In the presence of a calculus of (right) fractions, one may prove that every equivalence class of the general localization---the quotient of $F(UC +_{obj W} W^{op})$, the free category on the amalgamation of the underlying quiver of $C$ and $W^{op}$ with the objects of $W$, tautologously inverting $W$---is represented by a span $(~\overset{w}{\leftarrow}~\overset{\varphi}{\rightarrow}~)$ with $w \in W$ and $\varphi \in C$. Further, composition by exchange of `interior' cospan for span is associative up to the equivalence. And best of all, the general equivalence relation may be substituted for a much simpler one: $$ (~\overset{w}{\leftarrow}~\overset{\varphi}{\rightarrow}~) \sim (~\overset{v}{\leftarrow}~\overset{\psi}{\rightarrow}~) \iff \exists s,t \in C:~ ws=vt \in W,~ \varphi s=\psi t $$ This is all pretty cool and gives a much more tractable presentation of the localization.

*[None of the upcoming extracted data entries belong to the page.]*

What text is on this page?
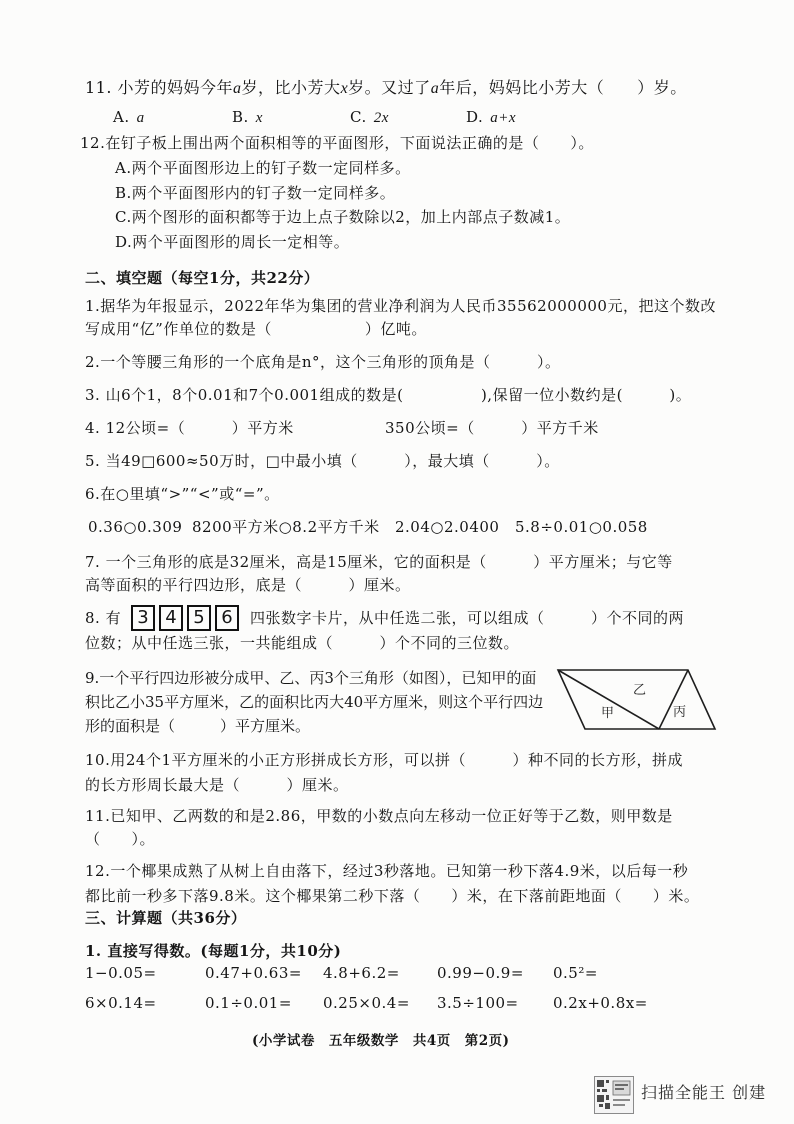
11. 小芳的妈妈今年a岁，比小芳大x岁。又过了a年后，妈妈比小芳大（　　）岁。
A. a	B. x	C. 2x	D. a+x
12.在钉子板上围出两个面积相等的平面图形，下面说法正确的是（　　）。
A.两个平面图形边上的钉子数一定同样多。
B.两个平面图形内的钉子数一定同样多。
C.两个图形的面积都等于边上点子数除以2，加上内部点子数减1。
D.两个平面图形的周长一定相等。
二、填空题（每空1分，共22分）
1.据华为年报显示，2022年华为集团的营业净利润为人民币35562000000元，把这个数改
写成用“亿”作单位的数是（　　　　　　）亿吨。
2.一个等腰三角形的一个底角是n°，这个三角形的顶角是（　　　）。
3. 山6个1，8个0.01和7个0.001组成的数是(　　　　　),保留一位小数约是(　　　)。
4. 12公顷=（　　　）平方米	350公顷=（　　　）平方千米
5. 当49□600≈50万时，□中最小填（　　　），最大填（　　　）。
6.在○里填“>”“<”或“=”。
0.36○0.309 8200平方米○8.2平方千米 2.04○2.0400 5.8÷0.01○0.058
7. 一个三角形的底是32厘米，高是15厘米，它的面积是（　　　）平方厘米；与它等
高等面积的平行四边形，底是（　　　）厘米。
8. 有 3 4 5 6	四张数字卡片，从中任选二张，可以组成（　　　）个不同的两
位数；从中任选三张，一共能组成（　　　）个不同的三位数。
9.一个平行四边形被分成甲、乙、丙3个三角形（如图），已知甲的面
积比乙小35平方厘米，乙的面积比丙大40平方厘米，则这个平行四边
形的面积是（　　　）平方厘米。
甲
乙
丙
10.用24个1平方厘米的小正方形拼成长方形，可以拼（　　　）种不同的长方形，拼成
的长方形周长最大是（　　　）厘米。
11.已知甲、乙两数的和是2.86，甲数的小数点向左移动一位正好等于乙数，则甲数是
（　　）。
12.一个椰果成熟了从树上自由落下，经过3秒落地。已知第一秒下落4.9米，以后每一秒
都比前一秒多下落9.8米。这个椰果第二秒下落（　　）米，在下落前距地面（　　）米。
三、计算题（共36分）
1. 直接写得数。(每题1分，共10分)
1−0.05=	0.47+0.63= 4.8+6.2= 0.99−0.9= 0.5²=
6×0.14=	0.1÷0.01= 0.25×0.4= 3.5÷100= 0.2x+0.8x=
(小学试卷　五年级数学　共4页　第2页)
扫描全能王 创建
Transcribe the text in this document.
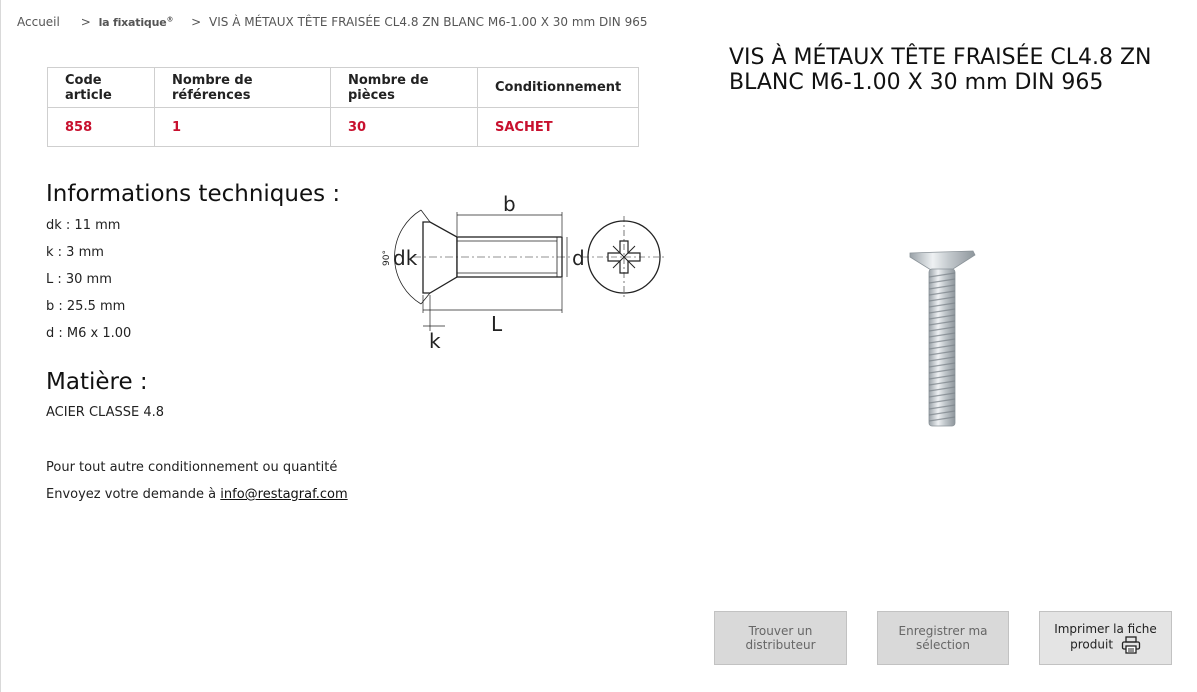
Accueil > la fixatique® > VIS À MÉTAUX TÊTE FRAISÉE CL4.8 ZN BLANC M6-1.00 X 30 mm DIN 965
Code article	Nombre de références	Nombre de pièces	Conditionnement
858	1	30	SACHET
Informations techniques :
dk : 11 mm
k : 3 mm
L : 30 mm
b : 25.5 mm
d : M6 x 1.00
Matière :
ACIER CLASSE 4.8
Pour tout autre conditionnement ou quantité
Envoyez votre demande à info@restagraf.com
b
dk	d
k
L
90°
VIS À MÉTAUX TÊTE FRAISÉE CL4.8 ZN BLANC M6-1.00 X 30 mm DIN 965
Trouver un
distributeur
Enregistrer ma
sélection
Imprimer la fiche
produit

However, insofar as these $\sim$-classes of spans between $c$ and $d$ are expressible as: $$ C[W^{-1}](c,d) \cong \operatorname{colim}\limits_{(\circ \overset{w}{\to} c)\in W} C(\circ,d) $$ where the colimit is taken over the full subcategory of $C/c$ whose objects are morphisms from $W$, I don't see how the localization can fail to be (locally) small. $\operatorname{Set}$ is cocomplete and the overcategory $C/c$ is small.

Would appreciate someone pointing me toward my error(s)?